The description above is true you don't need other ambers when you have this one, it is beautiful, and so so smooth so you can overdose it without the worry of causing headaches for you customers and the amber note you get is amazing, and I have never come across this I genuinely believe this base must have some captive molecules inside it, has a character unlike any super amber I have ever used. would highly recommend it infact I am going to order more.
LISTEN LINDAAAAAAAA, this stuff is amazing, even in traces its impact can be felt, but on of the most perfect oud bases I have ever gotten the chance to try very well balanced and makes me think of high end jazz clubs with smoke and leather everywhere, on its own its a wonder to behold, in combination with sandexol you have a fragrance fit for a kind, it also blends well with black agar givco, so if you the price is abit high just use abit of this to take your black agar givco to the next level
This is the oud note used in some of your favorite commercial perfumes, it is the note used in some of my favourite orto parisi fragrances, it is simply beautiful and easy to use, when starting get this not the natural stuff, this is also very useful for adding funk to a fragrance, its also quite diffusive so that helps
this material is so powerful, and luxurious if you are looking to add an unusual peach note this is the best material I have come across it is photorealistic it took me back to a time I was playing as a kid climbing my grandmothers appricot tree without the greeness this is a modern base
this is the ultimate tool for naturalising and smoothing out a fragrance, it adds a rich milky note to perfume and blend amazingly with vanilla signature
I use it in combination with whiskey lactone to create a complex tonka accord
so I was expecting and harsh and distinct saffron and petrol leaning smell, but instead I was pleasantly surprised with leather and sandalwood magic, its a difficult smell to describe but it is versatile and I would recommend, it has a magical accord with ambre-royale and sandexol.
I remember reading a review that said this is the only vanilla that jamie frater uses and its is not hard to understand why its quality is superb it really is deserving of that signature label
before purchasing this I swore by the Ambroxan offered by KAO, but I have been converted, it is somehow more radient and easier to work with, the fact that the crystals are finer helps alot too
so I ordered, and severly underestimated the stregnth of this compound, after making a 10% dilution upon its arrival I left a scent strip of it on the desk in the next room I woke up with the whole house smelling of calone, this is a top tier product
I used it as a modifer for the opening of one of my fragrances and it did so much more than that, it smoothed out the edges and rounded the perfume off nicely it too a good creation and made it perfect, and at 1 perfect of the final product this is strong, a beatiful dried fruit note a must include in your palette
so I was expecting to get a much more aggresive expression of leather, like omber nomade or couium by orto parisi, instead this is a subtle and supple leather note, I will still need to figure out how to blend with it, but I know it blends well with ambre-royal, it create a beatiful accord that is less of the patchouli that you get from ambre-royale and gives a more sophisticated and you don't need much of this to feel its impact in a fragrance
I was expecting a ultra radient and sheer wood, but instead I got a creamy easy wearing sandalwood note, the creaminess of this base for me is its standout feature, when blended with the saffron attar which also contains sandalwood, and with oud intense it gives an impression of seminalis by orto parisi, fraterbases really do provide a good framework for perfume creations
this base is wonderful, adding an radient, sweet and photorealistic honey note to any composition, this together with some whiskey lactone gives the heart of baraonda by nassomatto, honestly it took me the better part of a year to purchase from fraterworks but it was so worth it, this is also one of the easier bases to use
Love the tuberose from Frater!

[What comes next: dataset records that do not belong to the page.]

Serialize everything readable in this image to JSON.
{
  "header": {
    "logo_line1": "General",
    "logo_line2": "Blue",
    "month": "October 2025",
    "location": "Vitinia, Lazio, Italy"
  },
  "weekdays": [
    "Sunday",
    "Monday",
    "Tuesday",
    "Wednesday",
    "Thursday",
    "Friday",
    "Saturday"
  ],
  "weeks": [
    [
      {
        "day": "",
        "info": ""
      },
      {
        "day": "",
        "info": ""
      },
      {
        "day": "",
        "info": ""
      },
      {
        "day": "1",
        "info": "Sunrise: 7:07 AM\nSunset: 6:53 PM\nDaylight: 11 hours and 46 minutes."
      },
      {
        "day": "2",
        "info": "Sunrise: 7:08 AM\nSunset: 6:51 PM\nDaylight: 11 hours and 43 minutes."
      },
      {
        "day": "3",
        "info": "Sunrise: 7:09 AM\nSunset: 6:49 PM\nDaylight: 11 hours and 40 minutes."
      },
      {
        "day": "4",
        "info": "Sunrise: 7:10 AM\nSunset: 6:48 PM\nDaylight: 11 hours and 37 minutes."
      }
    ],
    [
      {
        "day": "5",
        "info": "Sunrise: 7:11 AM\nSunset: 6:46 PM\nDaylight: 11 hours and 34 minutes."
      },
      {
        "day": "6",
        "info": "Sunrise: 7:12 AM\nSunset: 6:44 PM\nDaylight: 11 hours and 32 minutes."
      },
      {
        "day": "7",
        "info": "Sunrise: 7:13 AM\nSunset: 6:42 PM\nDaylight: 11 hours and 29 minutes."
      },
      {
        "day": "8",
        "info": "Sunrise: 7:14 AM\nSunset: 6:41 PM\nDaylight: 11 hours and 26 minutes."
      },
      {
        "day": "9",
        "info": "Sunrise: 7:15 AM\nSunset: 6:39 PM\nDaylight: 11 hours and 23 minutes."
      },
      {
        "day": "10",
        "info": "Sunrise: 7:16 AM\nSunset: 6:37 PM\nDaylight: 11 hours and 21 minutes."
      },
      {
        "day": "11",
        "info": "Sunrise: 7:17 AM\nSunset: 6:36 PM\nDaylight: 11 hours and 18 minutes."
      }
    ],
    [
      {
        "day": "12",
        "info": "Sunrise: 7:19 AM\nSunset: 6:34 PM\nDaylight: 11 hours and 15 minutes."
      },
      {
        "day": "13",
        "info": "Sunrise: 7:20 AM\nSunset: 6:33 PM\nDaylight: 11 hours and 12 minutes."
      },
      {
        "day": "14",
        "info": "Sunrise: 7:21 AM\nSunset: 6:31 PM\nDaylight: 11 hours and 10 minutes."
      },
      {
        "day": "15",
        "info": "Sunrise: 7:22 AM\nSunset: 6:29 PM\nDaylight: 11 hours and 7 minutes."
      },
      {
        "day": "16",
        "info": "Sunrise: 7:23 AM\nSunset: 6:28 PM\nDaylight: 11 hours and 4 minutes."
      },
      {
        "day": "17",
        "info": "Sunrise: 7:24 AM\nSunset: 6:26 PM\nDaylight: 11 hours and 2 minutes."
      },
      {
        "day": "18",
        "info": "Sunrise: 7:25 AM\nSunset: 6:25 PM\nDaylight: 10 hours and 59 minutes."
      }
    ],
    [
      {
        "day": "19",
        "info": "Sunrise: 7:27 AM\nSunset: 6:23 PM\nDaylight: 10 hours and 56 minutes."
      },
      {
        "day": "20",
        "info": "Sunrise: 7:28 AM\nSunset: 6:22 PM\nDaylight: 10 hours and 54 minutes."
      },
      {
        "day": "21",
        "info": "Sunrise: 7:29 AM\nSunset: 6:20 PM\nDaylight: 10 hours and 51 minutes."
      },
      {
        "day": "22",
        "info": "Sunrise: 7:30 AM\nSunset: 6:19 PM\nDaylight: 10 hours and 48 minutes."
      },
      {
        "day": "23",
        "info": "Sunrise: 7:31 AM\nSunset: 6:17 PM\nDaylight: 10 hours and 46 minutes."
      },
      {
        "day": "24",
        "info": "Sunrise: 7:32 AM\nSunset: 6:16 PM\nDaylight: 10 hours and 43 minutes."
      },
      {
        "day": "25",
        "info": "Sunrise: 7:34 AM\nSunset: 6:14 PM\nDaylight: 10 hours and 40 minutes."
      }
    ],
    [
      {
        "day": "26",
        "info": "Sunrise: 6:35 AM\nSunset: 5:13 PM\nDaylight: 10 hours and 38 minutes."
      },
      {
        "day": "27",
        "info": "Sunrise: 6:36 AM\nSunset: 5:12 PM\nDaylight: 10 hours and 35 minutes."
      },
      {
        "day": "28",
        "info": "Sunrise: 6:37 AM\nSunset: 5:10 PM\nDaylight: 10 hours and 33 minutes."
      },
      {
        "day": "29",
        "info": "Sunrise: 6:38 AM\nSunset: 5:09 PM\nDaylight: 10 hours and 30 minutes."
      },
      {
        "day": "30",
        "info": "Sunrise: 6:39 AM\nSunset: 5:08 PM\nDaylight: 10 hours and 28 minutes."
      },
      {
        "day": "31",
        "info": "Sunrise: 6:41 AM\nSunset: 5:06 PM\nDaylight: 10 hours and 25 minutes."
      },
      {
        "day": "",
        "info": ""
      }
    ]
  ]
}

They source the best materials and this one is perfect for my champagne accord!
I grew up in India, where my grandmother owned a block of authentic Mysore sandalwood. Sandalwood attar was a part of our life, a fragrance deeply woven into my childhood memories. This oil from Payan Bertrand transported me back to those moments. I’m loving it.
I've not tried that many sandalwood materials but out of the ones I have I think it's the best one. Very nice rounded scent profile.
This is not your synthetic, candy sweet orange blossom a la Love Don't Be Shy. It is closer to actual orange blossoms in scent, with slightly bitter neroli facets. Quite powerful with good sillage, and could easily be diluted and worn worn on its own, or just a few simple additions. As a beginner, I toyed with the idea of making my own orange blossom accord from any of several free formulas I found online, but it is much more cost effective to use this, and the quality is fantastic.
I love iris and have collected various aromachemicals, bases, and orris butters over the years. I had never experienced orris absolute. This material is incredible. Even in 10% dilution it is extremely potent woody, rooty, and carroty. Tiny amounts added to Fraterworks Demo formulas for No. 5, Nineteen, and Rallet no.1 transformed the perfumes. The orris absolute not only added a beautiful orris depth, it exalted the other notes similar to the way civet and ambergris behave in a formula. This is worth the price. You only need a little.
As I read the story of: A Brief, Fascinating History of Ambergris at the smithsonianmag website, It reminded me to do a review of Fraterworks Absolute Ambergris, because it’s such great help when not having real ambergris (tincture) at your disposal. This Absolute Ambergris really fills the gap!!
Fantastic!
I use this to make my version of Molecule 01 and it’s the best substitute I’ve found for the captive Iso Gamma Super. Excellent product!
"... what is on the shelf in drug stores and department stores today is a mere shadow of what once was."
There isn't much more to be said. This has given me a whole new understanding of how much regulations have transformed the fragrance landscape.
If you never had the chance to smell vintage Brut, you should take this opportunity.
It is a synthetic fragrance with a powerful amber note, especially used in amber and chypre type perfumes, it has a warm, animalic and leathery smell. I like the manimalic drydown.